Michael Schindhelm | SAMSTAGSGESPRäCH – „EINE ISOLIERTE ALPENZELLER KULTUR HAT ES NIE GEGEBEN“

Samstagsgespräch – „Eine isolierte Alpenzeller Kultur hat es nie gegeben“

Herr Schindhelm, Sie halten am Montag in Zürich einen Vortrag mit dem Titel: „Das Unbehagen in der globalen Kultur.“ Klären wir zuerst das Grundsätzliche: Was ist Kultur?

Alle unsere Handlungen sind Kultur. Sie ist das Gegenteil von Natur. Die Kunst ist ein spezieller Bestandteil der Kultur: ein Produkt, mit der wir die Wirklichkeit zu erschliessen versuchen. Am Anfang brauchte der Mensch kulturelle Instrumente und Techniken, um sein Leben bewältigen zu können. Andere Lebewesen sind von ihren körperlichen Anlagen her weit besser für die Lebensbewältigung ausgerüstet als der Mensch. Herder hat ihn daher als „Mängelwesen“ bezeichnet.
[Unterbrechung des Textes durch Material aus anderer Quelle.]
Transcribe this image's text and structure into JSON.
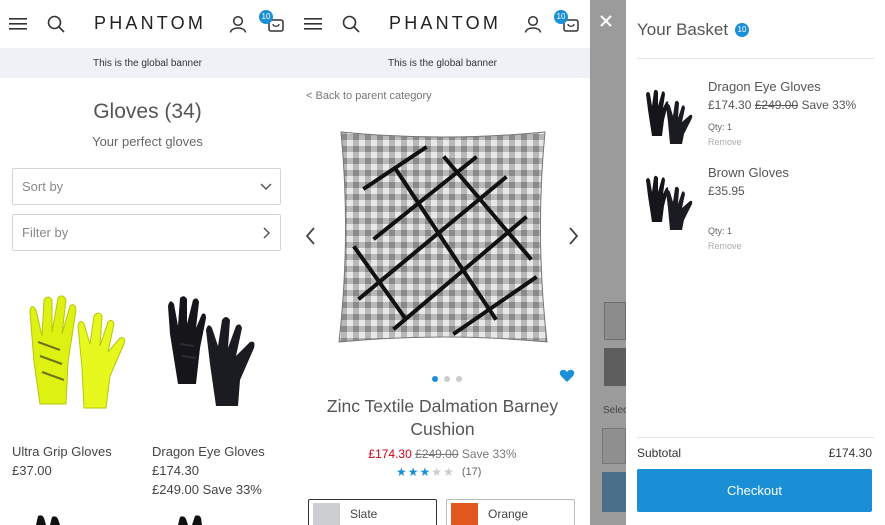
{
  "brand": {
    "logo": "PHANTOM",
    "basket_count": "10",
    "accent": "#1a8fd6",
    "sale_color": "#d0021b"
  },
  "banner": {
    "text": "This is the global banner"
  },
  "category": {
    "title": "Gloves (34)",
    "subtitle": "Your perfect gloves",
    "sort_label": "Sort by",
    "filter_label": "Filter by",
    "products": [
      {
        "name": "Ultra Grip Gloves",
        "price": "£37.00",
        "was": "",
        "image": "neon-yellow-glove"
      },
      {
        "name": "Dragon Eye Gloves",
        "price": "£174.30",
        "was": "£249.00 Save 33%",
        "image": "black-glove"
      }
    ]
  },
  "product": {
    "back_label": "< Back to parent category",
    "name_line1": "Zinc Textile Dalmation Barney",
    "name_line2": "Cushion",
    "price_now": "£174.30",
    "price_was": "£249.00",
    "price_save": "Save 33%",
    "rating": 3,
    "rating_max": 5,
    "reviews": "(17)",
    "image": "patterned-cushion",
    "gallery_position": 1,
    "gallery_total": 3,
    "swatches": [
      {
        "label": "Slate",
        "color": "#ccced1",
        "selected": true
      },
      {
        "label": "Orange",
        "color": "#e2571d",
        "selected": false
      }
    ]
  },
  "basket": {
    "title": "Your Basket",
    "count": "10",
    "items": [
      {
        "name": "Dragon Eye Gloves",
        "price": "£174.30",
        "was": "£249.00",
        "save": "Save 33%",
        "qty": "Qty: 1",
        "remove": "Remove"
      },
      {
        "name": "Brown Gloves",
        "price": "£35.95",
        "was": "",
        "save": "",
        "qty": "Qty: 1",
        "remove": "Remove"
      }
    ],
    "subtotal_label": "Subtotal",
    "subtotal_value": "£174.30",
    "checkout_label": "Checkout",
    "background_text": "Selec"
  }
}
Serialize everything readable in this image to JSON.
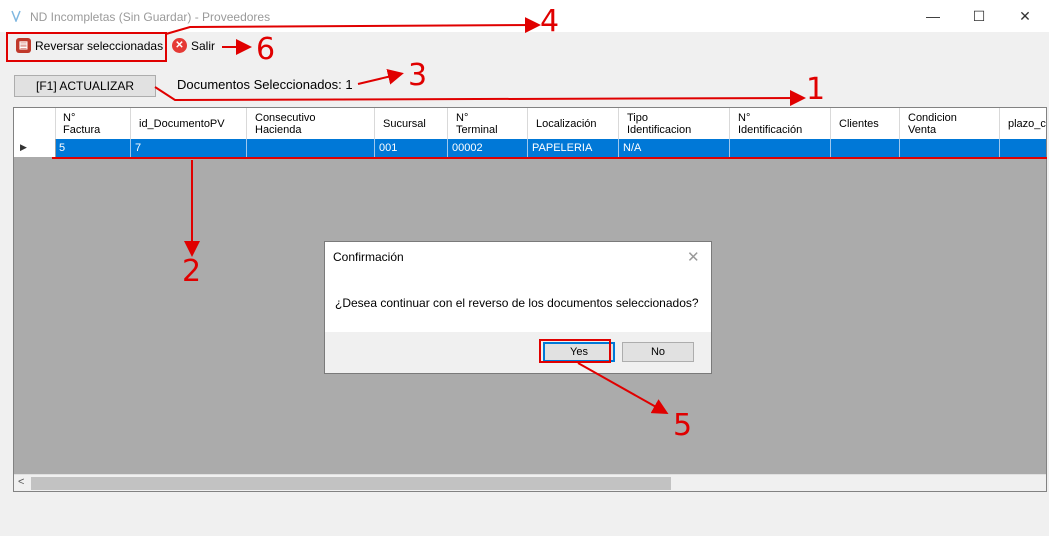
{
  "window": {
    "title": "ND Incompletas (Sin Guardar) - Proveedores",
    "minimize": "—",
    "maximize": "☐",
    "close": "✕"
  },
  "toolbar": {
    "reverse_label": "Reversar seleccionadas",
    "exit_label": "Salir"
  },
  "refresh_button": "[F1] ACTUALIZAR",
  "selected_docs": "Documentos Seleccionados: 1",
  "grid": {
    "columns": [
      "N°\nFactura",
      "id_DocumentoPV",
      "Consecutivo\nHacienda",
      "Sucursal",
      "N°\nTerminal",
      "Localización",
      "Tipo\nIdentificacion",
      "N°\nIdentificación",
      "Clientes",
      "Condicion\nVenta",
      "plazo_cr"
    ],
    "rows": [
      [
        "5",
        "7",
        "",
        "001",
        "00002",
        "PAPELERIA",
        "N/A",
        "",
        "",
        "",
        ""
      ]
    ],
    "row_marker": "▶"
  },
  "dialog": {
    "title": "Confirmación",
    "close": "✕",
    "message": "¿Desea continuar con el reverso de los documentos seleccionados?",
    "yes": "Yes",
    "no": "No"
  },
  "annotations": [
    "1",
    "2",
    "3",
    "4",
    "5",
    "6"
  ],
  "colors": {
    "selection": "#0078d7",
    "annotation": "#e00000",
    "grid_bg": "#ababab"
  }
}
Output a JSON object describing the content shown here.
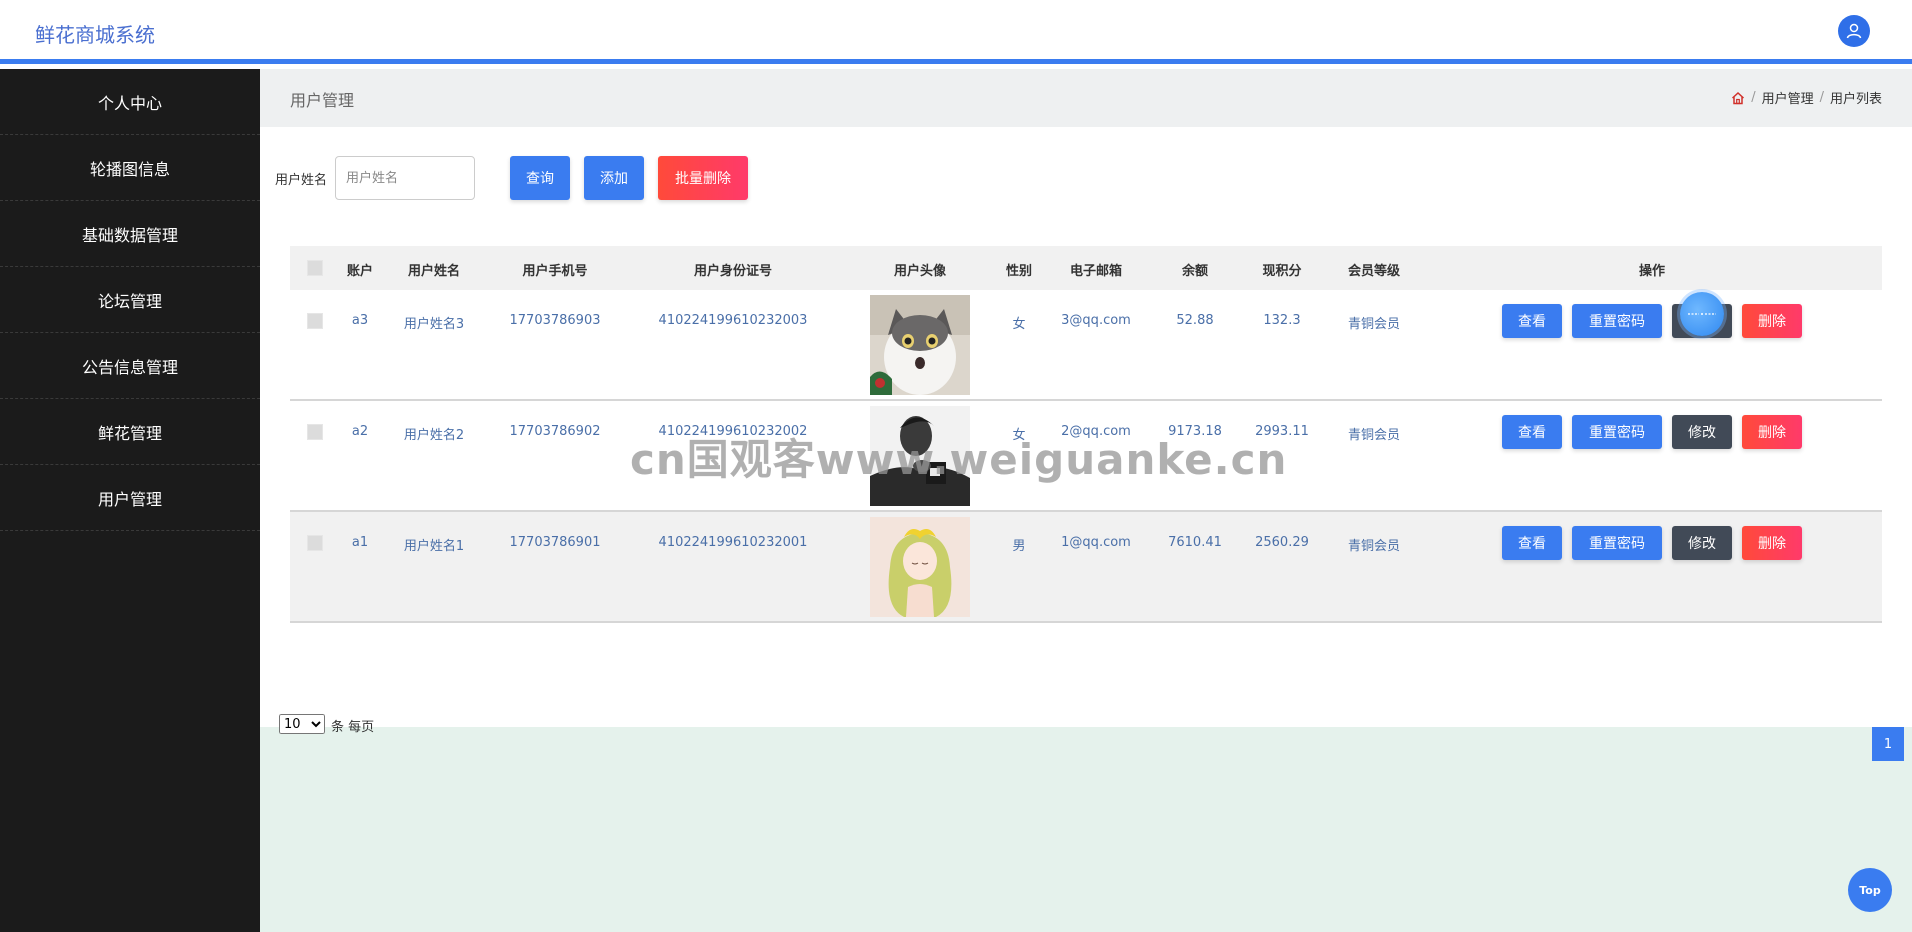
{
  "app": {
    "title": "鲜花商城系统"
  },
  "sidebar": {
    "items": [
      {
        "label": "个人中心"
      },
      {
        "label": "轮播图信息"
      },
      {
        "label": "基础数据管理"
      },
      {
        "label": "论坛管理"
      },
      {
        "label": "公告信息管理"
      },
      {
        "label": "鲜花管理"
      },
      {
        "label": "用户管理"
      }
    ]
  },
  "page": {
    "title": "用户管理",
    "breadcrumb": {
      "section": "用户管理",
      "current": "用户列表",
      "separator": "/"
    }
  },
  "search": {
    "label": "用户姓名",
    "placeholder": "用户姓名",
    "query_label": "查询",
    "add_label": "添加",
    "batch_delete_label": "批量删除"
  },
  "table": {
    "headers": {
      "account": "账户",
      "name": "用户姓名",
      "phone": "用户手机号",
      "id_card": "用户身份证号",
      "avatar": "用户头像",
      "gender": "性别",
      "email": "电子邮箱",
      "balance": "余额",
      "points": "现积分",
      "level": "会员等级",
      "actions": "操作"
    },
    "actions": {
      "view": "查看",
      "reset": "重置密码",
      "edit": "修改",
      "delete": "删除"
    },
    "rows": [
      {
        "account": "a3",
        "name": "用户姓名3",
        "phone": "17703786903",
        "id_card": "410224199610232003",
        "gender": "女",
        "email": "3@qq.com",
        "balance": "52.88",
        "points": "132.3",
        "level": "青铜会员"
      },
      {
        "account": "a2",
        "name": "用户姓名2",
        "phone": "17703786902",
        "id_card": "410224199610232002",
        "gender": "女",
        "email": "2@qq.com",
        "balance": "9173.18",
        "points": "2993.11",
        "level": "青铜会员"
      },
      {
        "account": "a1",
        "name": "用户姓名1",
        "phone": "17703786901",
        "id_card": "410224199610232001",
        "gender": "男",
        "email": "1@qq.com",
        "balance": "7610.41",
        "points": "2560.29",
        "level": "青铜会员"
      }
    ]
  },
  "pagination": {
    "page_size": "10",
    "page_size_options": [
      "10"
    ],
    "per_page_label": "条 每页",
    "current_page": "1"
  },
  "top_button": {
    "label": "Top"
  },
  "watermark": {
    "text": "cn国观客www.weiguanke.cn"
  },
  "colors": {
    "primary": "#3a7cf0",
    "danger": "#ff3a5a",
    "dark": "#414a57",
    "sidebar": "#1b1b1b",
    "brand": "#4a6fd0"
  }
}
Mit der Zeit, als der Mensch nicht mehr allein mit der Lebensbewältigung beschäftigt war, kamen andere kulturelle Elemente hinzu: Religion, Kommunikation, Kunst, Wissenschaft…

Worin unterscheidet sich unser heutiges Verhältnis zur Kultur von demjenigen unserer Vorfahren?

Wir befinden uns in einem kulturellen Umbruch. Lange war es so, dass sich der Mensch Instrumente geschaffen hat, die seine eigenen Begabungen verstärkt haben. Er hat das Rad erfunden, damit er schneller vorwärts kommt als zu Fuss. Er hat Tiere domestiziert, dass er mehr transportieren kann als auf den eigenen Schultern. Der technische Fortschritt der letzten Jahrzehnten macht es nun aber möglich, dass wir uns ganz neue, virtuelle, uns selbst koerperlich nicht zur Verfügung stehende Wirklichkeiten erschliessen können. Nehmen Sie den Fernsehapparat: Dieser bringt uns Bilder nach Hause, die irgendwo auf der Welt produziert worden sind. Dadurch ist die Welt sehr viel kleiner geworden. Das globale Dorf ist entstanden.

Was macht diese Veränderung mit den Menschen?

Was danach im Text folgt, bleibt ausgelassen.